= Copernican paradigm =

Proposed model for an Australian republic

The Copernican paradigm is series of models for an Australian republic that suggest only replacing the King, whilst retaining the governor-general and state governors. It is named for Renaissance astronomer Nicolaus Copernicus.

==Background==
Although a constitutional monarchy, in practice, Australia has most of the essential features of a federal republic. The modern objectives of Australian republicanism are usually viewed in terms of replacing monarchist institutions, in particular the governor-general, with republican institutions.

==Analysis==
The paradigm focuses on the King of Australia being the central institution of the Australian constitutional system. It is from this central authority, that the executive authority of the governor-general and each state governor is legally derived.

==Model development==
Proponents of this analysis argue that their perspective on Australian constitutional structures allows republicans to develop constitutional models that are simpler and with substantively less disruption to parliamentary government. Such models would focus on replacing the monarch alone, retaining the governor-general and state governors.

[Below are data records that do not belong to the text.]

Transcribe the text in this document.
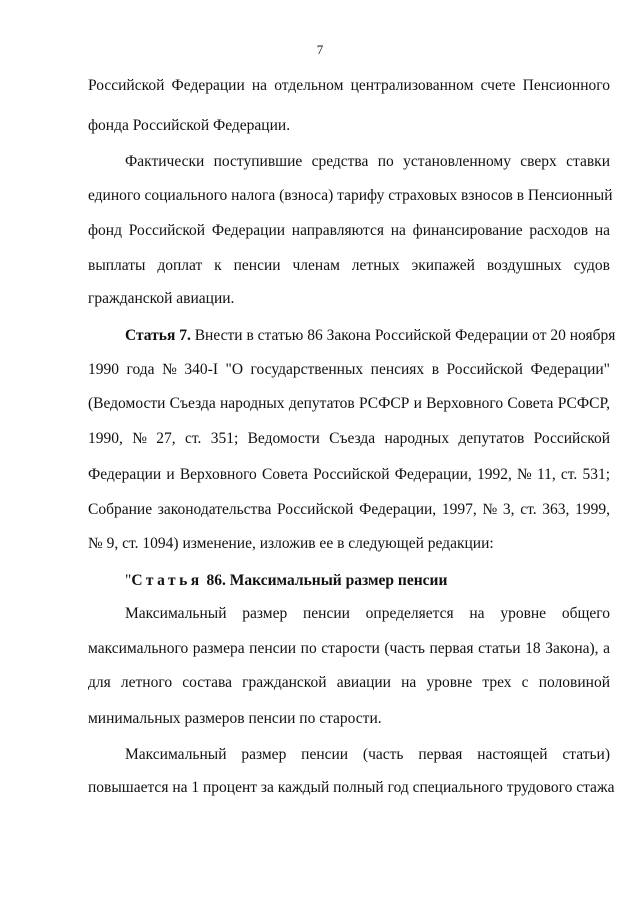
7
Российской Федерации на отдельном централизованном счете Пенсионного
фонда Российской Федерации.
Фактически поступившие средства по установленному сверх ставки
единого социального налога (взноса) тарифу страховых взносов в Пенсионный
фонд Российской Федерации направляются на финансирование расходов на
выплаты доплат к пенсии членам летных экипажей воздушных судов
гражданской авиации.
Статья 7. Внести в статью 86 Закона Российской Федерации от 20 ноября
1990 года № 340-I "О государственных пенсиях в Российской Федерации"
(Ведомости Съезда народных депутатов РСФСР и Верховного Совета РСФСР,
1990, № 27, ст. 351; Ведомости Съезда народных депутатов Российской
Федерации и Верховного Совета Российской Федерации, 1992, № 11, ст. 531;
Собрание законодательства Российской Федерации, 1997, № 3, ст. 363, 1999,
№ 9, ст. 1094) изменение, изложив ее в следующей редакции:
"Статья 86. Максимальный размер пенсии
Максимальный размер пенсии определяется на уровне общего
максимального размера пенсии по старости (часть первая статьи 18 Закона), а
для летного состава гражданской авиации на уровне трех с половиной
минимальных размеров пенсии по старости.
Максимальный размер пенсии (часть первая настоящей статьи)
повышается на 1 процент за каждый полный год специального трудового стажа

In replacing the monarch, a model based on the Copernican paradigm can accommodate a directly elected head of state without codification of the reserve powers, which currently may be exercised by the governor-general and state governors.

Professor George Winterton, noting this as advantageous, added the paradigm retains the nationally unifying element of a joint state-federal head of state.

==Criticism==
In the report of the 2004 Senate Inquiry republican models based on the Copernican paradigm were criticised as understating the amount of constitutional change required to establish a republic. Senators queried the potential for duplication and confusion over the ceremonial roles of the Australian head of state and the governor-general.

Professor Winterton criticised the concept as "tricephalous" (three-headed) and potentially unstable. He argued a "locally-resident directly-elected public officer" was not readily comparable to a "hereditary absentee monarch" and a future head of state would interfere with the exercise of the governor-general's powers to some degree.